Ip reports the opinion of University of Toronto economist Joshua Gans, who thinks that AI can be an invaluable assistant, allowing scholars to focus on adventuresome research. To use McGilchrist’s terms once again, AI can serve as an emissary to its proper master, the right brain and its capacity for insight, creativity, and analogy.
As Ip recognizes, this outcome is unlikely. “Reliance on AI can cause critical thinking to atrophy, just as reliance on GPS weakens spatial memory.” Ip cites a recent study showing that cognitive function in humans declines in direct proportion to reliance on AI and internet search functions. Educators don’t need studies to know this fact. They see diminished attention spans, poor critical skills, and incuriosity in their classrooms daily.
I share Ip’s concerns. AI will certainly bring advances in some areas. But over the long term, the most likely outcome will be scientific stagnation. We may see a refinement of current knowledge and accelerated exploitation of its technological potential, but there will be less and less new knowledge.
AI will also accelerate the dumbing down of culture. Two years ago, Ben Lerner published an essay in Harpers, “The Hofmann Wobble.” He details the way in which he secured status as an editor of crowd-sourced Wikipedia pages and then used his credentials to introduce deliberately slanted information into the trusted source of supposedly objective information. LLMs invite similar efforts at a much larger scale.
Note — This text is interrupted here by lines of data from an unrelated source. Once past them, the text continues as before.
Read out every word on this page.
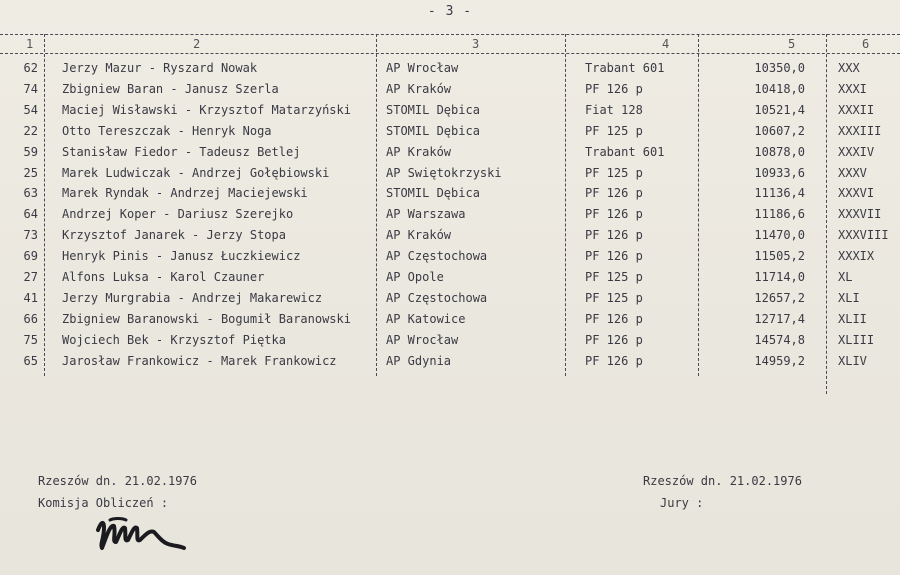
- 3 -
1	2	3	4	5	6
62 Jerzy Mazur - Ryszard Nowak	AP Wrocław	Trabant 601	10350,0	XXX
74 Zbigniew Baran - Janusz Szerla	AP Kraków	PF 126 p	10418,0	XXXI
54 Maciej Wisławski - Krzysztof Matarzyński	STOMIL Dębica	Fiat 128	10521,4	XXXII
22 Otto Tereszczak - Henryk Noga	STOMIL Dębica	PF 125 p	10607,2	XXXIII
59 Stanisław Fiedor - Tadeusz Betlej	AP Kraków	Trabant 601	10878,0	XXXIV
25 Marek Ludwiczak - Andrzej Gołębiowski	AP Swiętokrzyski	PF 125 p	10933,6	XXXV
63 Marek Ryndak - Andrzej Maciejewski	STOMIL Dębica	PF 126 p	11136,4	XXXVI
64 Andrzej Koper - Dariusz Szerejko	AP Warszawa	PF 126 p	11186,6	XXXVII
73 Krzysztof Janarek - Jerzy Stopa	AP Kraków	PF 126 p	11470,0	XXXVIII
69 Henryk Pinis - Janusz Łuczkiewicz	AP Częstochowa	PF 126 p	11505,2	XXXIX
27 Alfons Luksa - Karol Czauner	AP Opole	PF 125 p	11714,0	XL
41 Jerzy Murgrabia - Andrzej Makarewicz	AP Częstochowa	PF 125 p	12657,2	XLI
66 Zbigniew Baranowski - Bogumił Baranowski	AP Katowice	PF 126 p	12717,4	XLII
75 Wojciech Bek - Krzysztof Piętka	AP Wrocław	PF 126 p	14574,8	XLIII
65 Jarosław Frankowicz - Marek Frankowicz	AP Gdynia	PF 126 p	14959,2	XLIV
Rzeszów dn. 21.02.1976
Komisja Obliczeń :
Rzeszów dn. 21.02.1976
Jury :
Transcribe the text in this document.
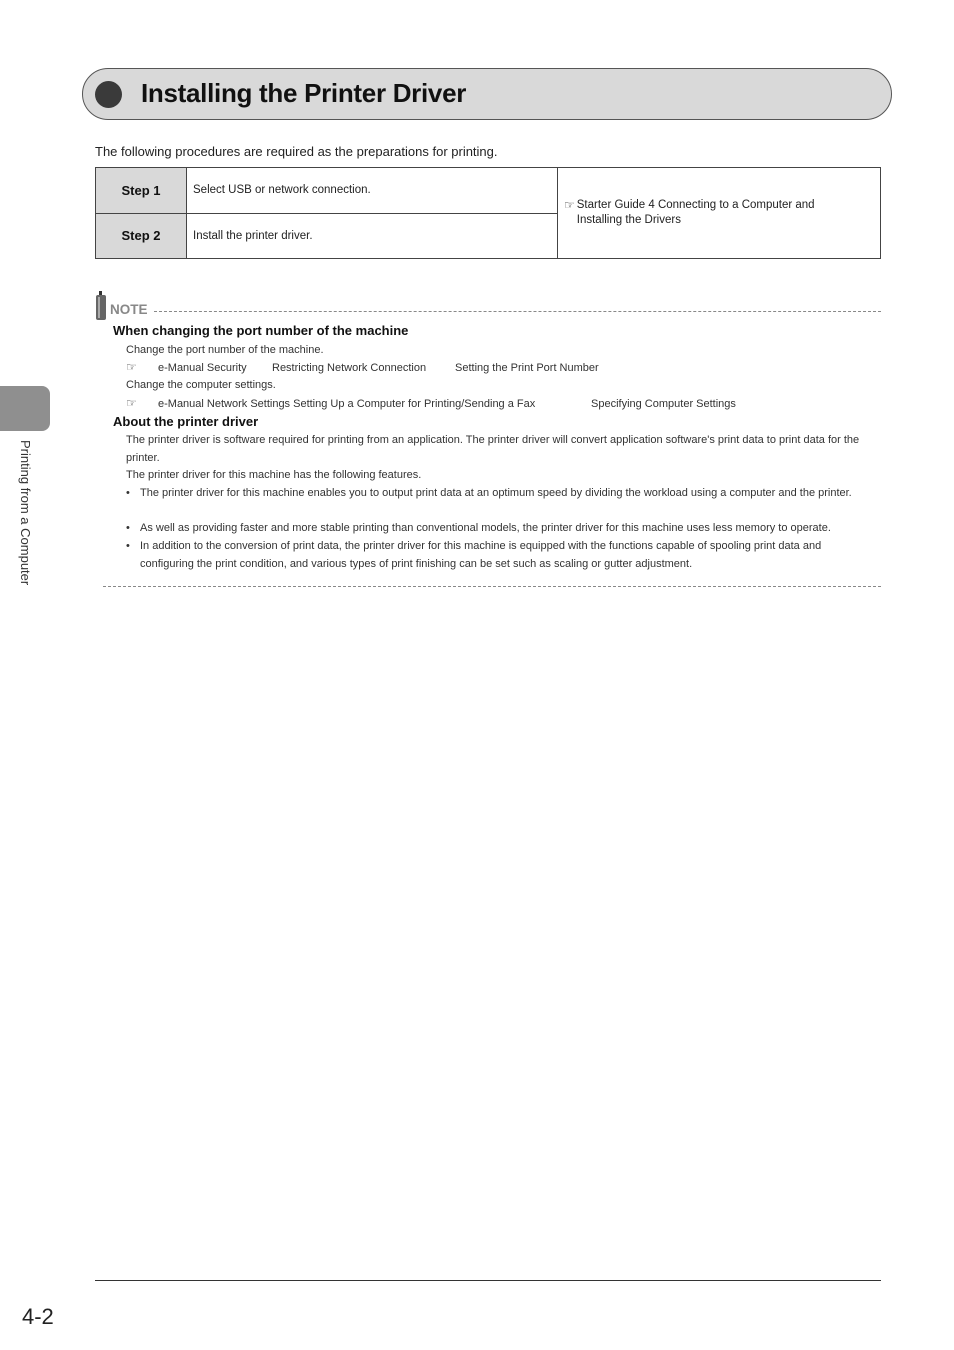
Installing the Printer Driver
The following procedures are required as the preparations for printing.
Step 1	Select USB or network connection.	☞ Starter Guide 4 Connecting to a Computer and
Installing the Drivers

Step 2	Install the printer driver.	
NOTE
When changing the port number of the machine
Change the port number of the machine.
☞ e-Manual Security Restricting Network Connection	Setting the Print Port Number
Change the computer settings.
☞ e-Manual Network Settings Setting Up a Computer for Printing/Sending a Fax	Specifying Computer Settings
About the printer driver
The printer driver is software required for printing from an application. The printer driver will convert application software's print data to print data for the printer.
The printer driver for this machine has the following features.
• The printer driver for this machine enables you to output print data at an optimum speed by dividing the workload using a computer and the printer.
• As well as providing faster and more stable printing than conventional models, the printer driver for this machine uses less memory to operate.
• In addition to the conversion of print data, the printer driver for this machine is equipped with the functions capable of spooling print data and configuring the print condition, and various types of print finishing can be set such as scaling or gutter adjustment.
Printing from a Computer
4-2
For example, here’s the first sentence of Google Gemini’s report on Matthew Shepard: “Matthew Shepard was a gay college student who was brutally beaten and left to die in a hate-motivated murder in Laramie, Wyoming, in 1998.” Careful investigation has shown that his murder was not “hate motivated.” But that’s exactly how pro-gay propaganda portrayed Shepard’s murder for years after his death. In view of the sheer volume of text published by gay activists, their allies, and those duped by the propaganda, the LLMs will invariably scoop up and regurgitate this widespread but false narrative.
I’m not the only person to notice this phenomenon. I guarantee that well-funded movements (and foreign governments) will supercharge their efforts to flood the web with ideologically motivated material in order to shape the results of LLMs, which will report their preferred “truth” as settled fact.
We should worry about ideological capture, but the more profound danger will be the pollution of data as massive quantities of AI-generated text designed to influence AI results flood the internet. The upshot will be a degradation of cultural knowledge that will make us nostalgic for the far less damaging dumbing-down caused by TV and social media.
I do not wish to be understood as denying the transformative potential of AI. It will have significant effects. My point is this: Change is not always progress. More precisely, technological progress is not necessarily linked to an increase in scientific knowledge or cultural sophistication. Historians may look back and define modernity as the era in which all three were woven together. It is not written in the stars that this should remain always so. The strands can come apart. Perhaps they already have.